Bu yapı kurulmadan başkanlık, gerçekten çarlık ya da sultanlıktan farklı olmaz.
Yine de, Başbakan Tayyip Erdoğan’ın pimi çekilmiş bir el bombasını bize doğru fırlatarak ‘Hadi tartışın’ demesini bir ölçüde anlıyorum. Mevcut sistem berbat. Adı parlamenter sistem, ama parlamentonun gücü, sıfır. Yasama-yargı-yürütme iç içe geçmiş durumda. Hibrid, yozlaşmış bir durum var.
Halihazırda hükümet her şeye karar veren pozisyonda; hem yargıyı, hem parlamentoyu denetliyor. Sistemin kendi içinde denge ve fren mekanizmaları yok. Doğruyu söylemek gerekirse, Türkiye’deki mevcut durum başkanlık sisteminin de ötesinde: pratikte Türkiye Cumhuriyeti’nin başbakanı, ABD başkanından çok daha fazla gücü elinde bulunduruyor.
Bir de üstüne üstlük, 2007’de alelacele kararlaştırılmış ve ne felsefi ne hukuki anlamda sistemin üzerine tam oturmayan bir ‘seçilmiş cumhurbaşkanı’ var. Halk seçiyor ama yetkileri, sorumlulukları belli değil. Karman çorman, gelecekte Türkiye’nin başını çok ağrıtacak bir durum.
Ancak dediğim gibi, başkanlık sisteminin bütün esprisi, Başkan’ın gücünü dengeleyecek idari (yerel özerklik ya da federalizm), siyasi (bağımsız parlamento) ve hukuki (bağımsız yargı) yapıdır. Bunlar olmadan olmaz. Ona göre tartışalım.
İkinci çekincem de, başkanlık sistemi tartışmasının gerçekte sadece ve sadece Tayyip Erdoğan’ın şahsı etrafında cereyan ediyor oluşu. Siz bu meseleyi düşünürken hiç Kemal Kılıçdaroğlu, Devlet Bahçeli, Bülent Arınç ya da gelecekte karşımıza çıkacak herhangi bir Bay X’i kafanızdan geçiriyor musunuz? Karşı çıkanlar da, taraftar olanlar da, Tayyip Erdoğan’ın 2014’te genişletilmiş bir cumhurbaşkanlığı modeliyle ‘President’ olacağı varsayımından hareket ediyor. Kafamızdaki Başkan tasavvuru, hep Erdoğan figürüne odaklı...
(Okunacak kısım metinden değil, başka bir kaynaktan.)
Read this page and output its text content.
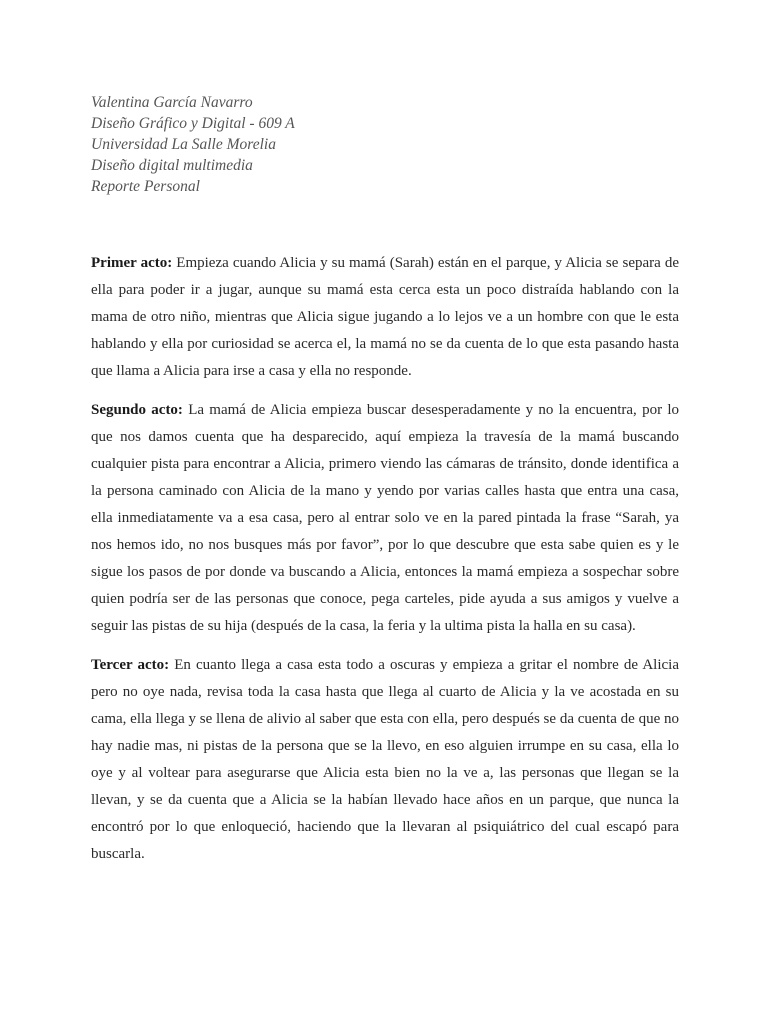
Valentina García Navarro
Diseño Gráfico y Digital - 609 A
Universidad La Salle Morelia
Diseño digital multimedia
Reporte Personal

Primer acto: Empieza cuando Alicia y su mamá (Sarah) están en el parque, y Alicia se separa de ella para poder ir a jugar, aunque su mamá esta cerca esta un poco distraída hablando con la mama de otro niño, mientras que Alicia sigue jugando a lo lejos ve a un hombre con que le esta hablando y ella por curiosidad se acerca el, la mamá no se da cuenta de lo que esta pasando hasta que llama a Alicia para irse a casa y ella no responde.

Segundo acto: La mamá de Alicia empieza buscar desesperadamente y no la encuentra, por lo que nos damos cuenta que ha desparecido, aquí empieza la travesía de la mamá buscando cualquier pista para encontrar a Alicia, primero viendo las cámaras de tránsito, donde identifica a la persona caminado con Alicia de la mano y yendo por varias calles hasta que entra una casa, ella inmediatamente va a esa casa, pero al entrar solo ve en la pared pintada la frase “Sarah, ya nos hemos ido, no nos busques más por favor”, por lo que descubre que esta sabe quien es y le sigue los pasos de por donde va buscando a Alicia, entonces la mamá empieza a sospechar sobre quien podría ser de las personas que conoce, pega carteles, pide ayuda a sus amigos y vuelve a seguir las pistas de su hija (después de la casa, la feria y la ultima pista la halla en su casa).

Tercer acto: En cuanto llega a casa esta todo a oscuras y empieza a gritar el nombre de Alicia pero no oye nada, revisa toda la casa hasta que llega al cuarto de Alicia y la ve acostada en su cama, ella llega y se llena de alivio al saber que esta con ella, pero después se da cuenta de que no hay nadie mas, ni pistas de la persona que se la llevo, en eso alguien irrumpe en su casa, ella lo oye y al voltear para asegurarse que Alicia esta bien no la ve a, las personas que llegan se la llevan, y se da cuenta que a Alicia se la habían llevado hace años en un parque, que nunca la encontró por lo que enloqueció, haciendo que la llevaran al psiquiátrico del cual escapó para buscarla.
Pardon da, ya sonra? Ya Tayyip Erdoğan olmazsa, olamazsa ya da 10 yıl sonra sağ ya da soldan ‘yönetsel’ bambaşka vasıfları olan biri bu pozisyonda olursa... Sakıncalı değil bir bütün sistemi bir insanı düşünerek değiştirmek.
Tayyip Erdoğan sonsuza kadar olmayacak. Ak Partililere sorum şu: Erdoğan’ın olmadığı bir dünyada, yine de başkanlık sistemine geçmek ister miydiniz?